Every vendor is short on delivery.
The only reason they have some support is because of the U.S. Federal Government mandate that all vendors support basic IPv6 by (i forget the year its somewhere between 2008 and 2012)
Now, that doesnt mean its a comprehensive solution (those cost even more development dollars). They simply did the least amount of work needed to still sell the product to the government.
It wont be until the rest of us demand proper support any vendor will put the time and money into a proper solution
Just think how long it would take companies without access to virtually unlimited funds and brain power. It's no wonder everyone is reluctant to make the move.
Because the hardware that can handle large amounts of small packets fast when you install your own software ('firmware'), does not exist AFAIK. Atleast not the type which will also be supported by (multiple) vendors (no1 wants to be stuck on, locked into, one vendor). designing not-massproduced ASICS isn't cheap. It would be like Google designing their own CPU's for their servers.
The closest things are:
- NetFPGA (some people at Google worked on that project I believe) / LibreRouter - which use FPGA's to handle packets, you tell it how to do that.
- projects like Netmap, handle packets in userspace so you don't have to push packets through the kernel on normal PC-hardware, making it faster: http://www.youtube.com/watch?v=SPtoXNW9yEQ
The best chance currently to be useful in 'doing your own thing' is probalby:
- OpenFlow, which basically is an API standard which multiple vendors would support to describe what the hardware in a switch should be doing, a programming language almost. Some demo's:
http://www.youtube.com/user/stanfordopenflow
Which can allow for lots of tricks, like 'software defined networking'
New things are always on the horizon
you see, the good thing is not the NAT, but the firewall dropping packets from outside, again. As always, the people say the security comes from NAT, and really mean the requirement of having a firewall which drops packets coming in, because there is no mapping to which internal ip they should be routed.
Decades ago, the engineers did in fact consider 128 bit addresses, but in the end they went with 32 specifically because v4 was not considered a "production" version. There's a link on the wikipedia page for ipv6 to a video with vint cerf explaining exactly that.

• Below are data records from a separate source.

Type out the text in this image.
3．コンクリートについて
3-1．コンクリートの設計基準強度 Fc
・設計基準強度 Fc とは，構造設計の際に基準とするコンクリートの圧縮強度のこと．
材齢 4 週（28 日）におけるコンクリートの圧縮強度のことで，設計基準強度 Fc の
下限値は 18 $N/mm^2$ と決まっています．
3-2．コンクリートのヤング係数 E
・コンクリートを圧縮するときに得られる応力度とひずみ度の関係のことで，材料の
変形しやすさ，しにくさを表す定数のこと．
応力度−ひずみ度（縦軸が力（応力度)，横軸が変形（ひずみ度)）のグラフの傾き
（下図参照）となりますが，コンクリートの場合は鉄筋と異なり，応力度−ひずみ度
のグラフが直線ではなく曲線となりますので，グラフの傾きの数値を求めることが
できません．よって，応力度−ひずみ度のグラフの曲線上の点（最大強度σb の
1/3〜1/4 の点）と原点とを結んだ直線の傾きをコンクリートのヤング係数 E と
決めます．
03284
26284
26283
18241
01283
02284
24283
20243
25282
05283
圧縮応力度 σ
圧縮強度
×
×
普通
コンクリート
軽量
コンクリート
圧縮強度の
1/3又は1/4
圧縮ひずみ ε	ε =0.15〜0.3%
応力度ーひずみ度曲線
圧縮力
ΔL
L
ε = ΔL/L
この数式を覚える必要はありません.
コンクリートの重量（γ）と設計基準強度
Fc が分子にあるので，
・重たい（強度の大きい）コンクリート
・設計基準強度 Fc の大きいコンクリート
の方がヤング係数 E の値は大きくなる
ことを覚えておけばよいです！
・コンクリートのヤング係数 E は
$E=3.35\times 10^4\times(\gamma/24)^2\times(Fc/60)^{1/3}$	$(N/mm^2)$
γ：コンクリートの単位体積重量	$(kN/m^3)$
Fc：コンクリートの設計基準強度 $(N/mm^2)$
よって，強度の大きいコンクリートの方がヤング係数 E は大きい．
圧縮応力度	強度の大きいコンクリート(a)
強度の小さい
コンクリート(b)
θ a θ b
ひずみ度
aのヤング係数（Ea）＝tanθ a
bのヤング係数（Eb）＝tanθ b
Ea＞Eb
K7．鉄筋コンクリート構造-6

"With sufficient thrust, pigs fly just fine. However, this is not necessarily a good idea...."
RFC 1925
NAT killed one of the basic principles of the internet and you're trying to make it look like a good thing.
Thank the internet-based attacks. I've had the pleasure of plugging in a fresh Windows XP (before SP3/firewall) computer to get security updates and have it infected 30 some odd seconds later.
Right now I'm running a free IP v6-over-v4 tunnel from my router to Hurricane Electric. I got assigned my own v6 LAN range. Mac OS X works fine, hits the v6 version of a website if it exists, the v4 version otherwise. Doesn't always work, I know. The DNS part is the problem to figure out. The larger infrastructure DNS servers (comcast, at&t, verizon, etc) need to support IPv6. Comcast has just begun rolling it out to end users, so hopefully they've got dnsv6 servers that work now and still return the correct regionally sorted IP addresses for cloud services like akamai.
You've got to be kidding. Were you just looking for some way to criticize his post?